4.5    Ten aanzien van de nadien door verweerster namens haar cliënte gevoerde onderhandelingen met de advocaat van klager overweegt de voorzitter als volgt. Verweerster heeft zich in het kader van die onderhandelingen onder meer op het standpunt gesteld dat haar cliënte uit de hoofdelijkheid van de hypothecaire geldlening met betrekking tot de - aan klager toebedeelde - voormalige echtelijke woning ontslagen diende te worden. Daarna konden de onder klager gelegde beslagen opgeheven worden. Naar het oordeel van de voorzitter behartigde verweerster op deze wijze de redelijke belangen van haar cliënte, hetgeen ook haar taak was en is als advocaat. Dat verweerster door het stellen van een dergelijke voorwaarde volgens klager een patstelling tussen partijen heeft veroorzaakt, is de voorzitter niet gebleken. Uit het klachtdossier komt naar voren dat verweerster voorstellen heeft gedaan om in het belang van beide partijen tot een oplossing te komen, onder meer door de financiële afwikkeling te laten begeleiden door een notaris. Op het verzoek van verweerster aan de advocaat van klager om daartoe rechtstreeks, dan wel via de advocaat van klager, in contact te mogen treden met de potentiële hypotheekverstrekker van klager is door klager kennelijk niet of afwijzend gereageerd. Dat de advocaat van klager en verweerster niet in staat zijn gebleken om ten behoeve van hun cliënten op alle geschilpunten overeenstemming te bereiken, kan verweerster tuchtrechtelijk echter niet worden verweten. Nu voorts niet is gesteld of gebleken dat verweerster tijdens de gevoerde onderhandelingen de belangen van klager onnodig of onevenredig heeft geschaad, is dit klachtonderdeel kennelijk ongegrond.

Ad klachtonderdeel b)

4.6    Uit het klachtdossier blijkt genoegzaam dat verweerster op de diverse correspondentie van de advocaat van klager op behoorlijke wijze en tijdig heeft gereageerd. Dat sprake was van bemoeienis van verweerster met zaken van klager of van leugenachtig gedrag van verweerster is de voorzitter, bij gebreke van feiten en omstandigheden die deze klacht onderbouwen, niet gebleken. Mitsdien ontbreekt voor het verwijt een voldoende feitelijke grondslag. Ook dit klachtonderdeel is kennelijk ongegrond.

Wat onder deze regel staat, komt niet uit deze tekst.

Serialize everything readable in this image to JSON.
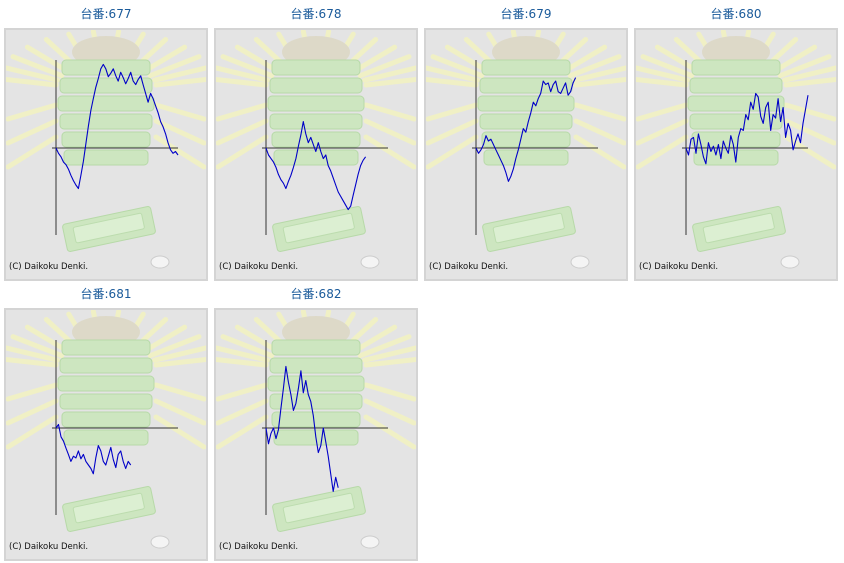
{
  "colors": {
    "line": "#0000c8",
    "axis": "#333333",
    "background": "#e4e4e4",
    "title": "#1a5a9a"
  },
  "copyright": "(C) Daikoku Denki.",
  "machines": [
    {
      "title": "台番:677",
      "chart_data": {
        "type": "line",
        "title": "台番:677",
        "xlim": [
          0,
          100
        ],
        "ylim": [
          -1000,
          1000
        ],
        "y": [
          0,
          -60,
          -100,
          -160,
          -190,
          -240,
          -310,
          -370,
          -420,
          -460,
          -310,
          -150,
          50,
          250,
          430,
          560,
          690,
          790,
          900,
          950,
          900,
          810,
          850,
          900,
          820,
          760,
          860,
          800,
          730,
          790,
          860,
          760,
          720,
          780,
          820,
          720,
          620,
          520,
          620,
          560,
          480,
          400,
          300,
          240,
          160,
          60,
          -20,
          -60,
          -40,
          -80
        ]
      }
    },
    {
      "title": "台番:678",
      "chart_data": {
        "type": "line",
        "title": "台番:678",
        "xlim": [
          0,
          100
        ],
        "ylim": [
          -1000,
          1000
        ],
        "y": [
          0,
          -80,
          -120,
          -160,
          -220,
          -300,
          -360,
          -400,
          -460,
          -380,
          -310,
          -220,
          -120,
          20,
          150,
          300,
          160,
          60,
          120,
          40,
          -40,
          60,
          -40,
          -120,
          -80,
          -200,
          -260,
          -340,
          -420,
          -500,
          -550,
          -600,
          -650,
          -700,
          -660,
          -540,
          -420,
          -300,
          -200,
          -140,
          -100
        ]
      }
    },
    {
      "title": "台番:679",
      "chart_data": {
        "type": "line",
        "title": "台番:679",
        "xlim": [
          0,
          100
        ],
        "ylim": [
          -1000,
          1000
        ],
        "y": [
          0,
          -60,
          -20,
          40,
          140,
          80,
          100,
          40,
          -20,
          -80,
          -140,
          -200,
          -280,
          -380,
          -320,
          -240,
          -120,
          -20,
          100,
          220,
          180,
          300,
          400,
          520,
          480,
          560,
          620,
          760,
          720,
          740,
          640,
          720,
          760,
          640,
          620,
          680,
          740,
          600,
          640,
          740,
          800
        ]
      }
    },
    {
      "title": "台番:680",
      "chart_data": {
        "type": "line",
        "title": "台番:680",
        "xlim": [
          0,
          100
        ],
        "ylim": [
          -1000,
          1000
        ],
        "y": [
          0,
          -80,
          100,
          120,
          -60,
          160,
          40,
          -100,
          -180,
          60,
          -40,
          20,
          -80,
          40,
          -120,
          80,
          0,
          -60,
          140,
          40,
          -160,
          120,
          220,
          200,
          380,
          320,
          520,
          440,
          620,
          580,
          360,
          280,
          460,
          520,
          200,
          380,
          340,
          560,
          300,
          460,
          120,
          280,
          200,
          -20,
          80,
          160,
          60,
          280,
          440,
          600
        ]
      }
    },
    {
      "title": "台番:681",
      "chart_data": {
        "type": "line",
        "title": "台番:681",
        "xlim": [
          0,
          100
        ],
        "ylim": [
          -1000,
          1000
        ],
        "y": [
          0,
          40,
          -100,
          -150,
          -230,
          -300,
          -380,
          -320,
          -340,
          -260,
          -350,
          -300,
          -380,
          -420,
          -460,
          -520,
          -340,
          -200,
          -260,
          -380,
          -420,
          -320,
          -220,
          -360,
          -450,
          -300,
          -260,
          -380,
          -460,
          -380,
          -420
        ]
      }
    },
    {
      "title": "台番:682",
      "chart_data": {
        "type": "line",
        "title": "台番:682",
        "xlim": [
          0,
          100
        ],
        "ylim": [
          -1000,
          1000
        ],
        "y": [
          0,
          -180,
          -60,
          0,
          -120,
          -20,
          220,
          450,
          700,
          520,
          380,
          200,
          280,
          450,
          650,
          400,
          540,
          380,
          300,
          140,
          -100,
          -280,
          -200,
          0,
          -160,
          -320,
          -520,
          -720,
          -560,
          -680
        ]
      }
    }
  ]
}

4.7    Op grond van het voorgaande zal de voorzitter de klacht, met toepassing van artikel 46j Advocatenwet, dan ook kennelijk ongegrond verklaren.

BESLISSING

De voorzitter verklaart:

de klacht, met toepassing van artikel 46j Advocatenwet, kennelijk ongegrond.

Aldus gewezen door mr. A.E. Zweers, plaatsvervangend voorzitter, met bijstand van mr. M.M. Goldhoorn als griffier op 29 september 2015.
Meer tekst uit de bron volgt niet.